Last week, Germany gave solar investors the jitters as word started to spread about a sooner-than-expected, and possibly steeper-than-expected, cut to the country's feed-in tariff. This week brought a bit more clarity on that front, but the matter is far from settled.

Germany's environment minister issued a proposal Wednesday featuring the following components:

  • A 15% drop in rooftop rates from April 1 and ground-mounted rates from July 1.
  • A 25% drop in rates for ground-mounted installations on farmland.
  • An additional 2.5% cut if annual capacity additions exceed 3.5 gigawatts, and again at 4.5 gigawatts.
  • A 2.5% boost if annual installations fall below 2.5 gigawatts.

While German solar lobbyists are howling that this proposal will cause insolvencies across their groups' 800 members, other lawmakers are seeking steeper cuts. We'll see where this shakes out as legislation is hammered out over the next two months or so.

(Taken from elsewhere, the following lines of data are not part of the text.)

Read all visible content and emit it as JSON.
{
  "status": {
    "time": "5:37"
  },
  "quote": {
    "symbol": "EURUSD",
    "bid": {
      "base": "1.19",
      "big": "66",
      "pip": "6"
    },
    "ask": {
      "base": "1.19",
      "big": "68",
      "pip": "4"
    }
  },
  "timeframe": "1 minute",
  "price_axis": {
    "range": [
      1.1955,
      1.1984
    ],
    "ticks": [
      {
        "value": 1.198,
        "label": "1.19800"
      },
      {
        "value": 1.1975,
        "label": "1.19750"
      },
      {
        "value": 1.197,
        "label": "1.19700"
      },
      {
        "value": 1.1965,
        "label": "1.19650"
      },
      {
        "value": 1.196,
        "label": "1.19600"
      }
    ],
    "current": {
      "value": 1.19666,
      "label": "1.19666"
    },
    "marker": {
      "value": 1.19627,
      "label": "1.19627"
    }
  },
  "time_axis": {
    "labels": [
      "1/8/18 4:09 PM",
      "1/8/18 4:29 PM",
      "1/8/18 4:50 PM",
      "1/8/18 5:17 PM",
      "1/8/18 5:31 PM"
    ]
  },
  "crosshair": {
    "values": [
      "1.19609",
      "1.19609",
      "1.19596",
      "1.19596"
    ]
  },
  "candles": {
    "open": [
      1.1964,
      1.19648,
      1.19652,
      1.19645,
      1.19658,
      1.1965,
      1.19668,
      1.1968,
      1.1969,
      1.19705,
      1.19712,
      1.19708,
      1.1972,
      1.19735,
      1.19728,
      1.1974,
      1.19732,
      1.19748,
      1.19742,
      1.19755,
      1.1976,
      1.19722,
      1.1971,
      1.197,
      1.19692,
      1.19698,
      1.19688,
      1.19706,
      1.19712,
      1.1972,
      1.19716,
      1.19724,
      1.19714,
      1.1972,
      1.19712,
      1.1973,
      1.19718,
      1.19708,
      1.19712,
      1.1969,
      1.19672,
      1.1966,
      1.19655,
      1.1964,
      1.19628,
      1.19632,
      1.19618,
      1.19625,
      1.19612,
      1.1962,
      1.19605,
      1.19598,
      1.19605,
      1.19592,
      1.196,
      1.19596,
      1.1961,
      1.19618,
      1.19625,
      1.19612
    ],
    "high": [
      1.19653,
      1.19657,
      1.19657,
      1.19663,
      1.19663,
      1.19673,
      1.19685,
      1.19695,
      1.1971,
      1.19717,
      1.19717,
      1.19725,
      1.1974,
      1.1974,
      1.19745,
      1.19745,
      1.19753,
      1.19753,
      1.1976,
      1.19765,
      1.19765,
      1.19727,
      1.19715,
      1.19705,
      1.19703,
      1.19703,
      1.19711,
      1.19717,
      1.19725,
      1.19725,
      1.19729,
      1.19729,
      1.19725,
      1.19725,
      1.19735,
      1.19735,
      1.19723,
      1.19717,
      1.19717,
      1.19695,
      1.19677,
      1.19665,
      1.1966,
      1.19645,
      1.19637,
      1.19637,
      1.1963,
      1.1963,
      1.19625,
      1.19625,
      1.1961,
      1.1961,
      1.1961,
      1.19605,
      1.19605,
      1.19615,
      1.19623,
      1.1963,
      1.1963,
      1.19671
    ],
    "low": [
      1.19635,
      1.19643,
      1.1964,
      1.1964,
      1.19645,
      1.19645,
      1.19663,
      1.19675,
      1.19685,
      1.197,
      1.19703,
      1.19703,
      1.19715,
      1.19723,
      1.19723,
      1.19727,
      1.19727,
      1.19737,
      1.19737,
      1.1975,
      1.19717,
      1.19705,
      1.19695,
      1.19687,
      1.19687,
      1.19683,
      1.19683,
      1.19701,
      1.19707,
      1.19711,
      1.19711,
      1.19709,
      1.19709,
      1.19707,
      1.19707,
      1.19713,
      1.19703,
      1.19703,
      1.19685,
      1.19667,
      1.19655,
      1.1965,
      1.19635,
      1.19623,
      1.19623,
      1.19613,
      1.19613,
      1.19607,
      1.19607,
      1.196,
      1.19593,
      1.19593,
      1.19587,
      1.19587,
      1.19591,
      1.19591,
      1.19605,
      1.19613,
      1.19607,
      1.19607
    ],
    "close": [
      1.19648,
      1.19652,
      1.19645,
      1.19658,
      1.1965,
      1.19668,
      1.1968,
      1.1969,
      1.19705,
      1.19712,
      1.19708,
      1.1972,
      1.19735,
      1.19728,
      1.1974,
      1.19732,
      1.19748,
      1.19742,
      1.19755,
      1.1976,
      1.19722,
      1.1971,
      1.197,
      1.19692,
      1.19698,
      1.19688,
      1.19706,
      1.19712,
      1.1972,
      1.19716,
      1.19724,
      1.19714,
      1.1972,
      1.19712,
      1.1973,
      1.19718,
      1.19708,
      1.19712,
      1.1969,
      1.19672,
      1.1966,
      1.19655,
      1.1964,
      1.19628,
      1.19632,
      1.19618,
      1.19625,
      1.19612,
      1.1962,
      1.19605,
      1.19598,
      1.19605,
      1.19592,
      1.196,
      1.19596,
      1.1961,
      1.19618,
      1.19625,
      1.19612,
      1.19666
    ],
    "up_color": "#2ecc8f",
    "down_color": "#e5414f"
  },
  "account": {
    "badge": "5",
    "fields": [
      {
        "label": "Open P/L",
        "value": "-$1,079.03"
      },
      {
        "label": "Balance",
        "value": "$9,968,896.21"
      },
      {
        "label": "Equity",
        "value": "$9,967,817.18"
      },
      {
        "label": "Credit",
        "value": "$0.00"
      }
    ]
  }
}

Importantly, Germany is not placing a cap on its tariff, which is what torpedoed Spanish demand for SunPower (NASDAQ:SPWRA) and Yingli Green Energy (NYSE:YGE) panels back in 2008. There will still be a rush to get ahead of these rate declines, however, meaning that the back half of 2010 could be rough if other countries, like the U.S. and Italy, don't step in to pick up the excess inventory.

A Citigroup (NYSE:C) analyst pointed to First Solar (NASDAQ:FSLR) as most exposed to the German cuts out of any company in his coverage universe. He sees the thin-film firm possibly needing to match the sale-price declines of silicon-based rivals like Trina Solar (NYSE:TSL), which could drag full-year earnings down to around $6 per share. Three months ago, the average normalized estimate was more than $7 per share.

This week wasn't all about Germany, of course. There were several notable deals on the utility-scale front. A U.S. subsidiary of Spain's Fotowatio landed a major deal to install up to 500 megawatts of solar power at Edwards Air Force Base in California. A Korean consortium led by Samsung and Korea Electric Power (NYSE:KEP) won a bid to build 2.5 gigawatts of renewable projects in Ontario, including 500 megawatts of solar.

The notable thing about Ontario is that the province has written a 50% local content requirement into its feed-in tariff (which rises to 60% in 2011). Anyone with manufacturing operations in Ontario could thus see a major windfall. I explained Canadian Solar's (NASDAQ:CSIQ) move to build a factory here in this context last month.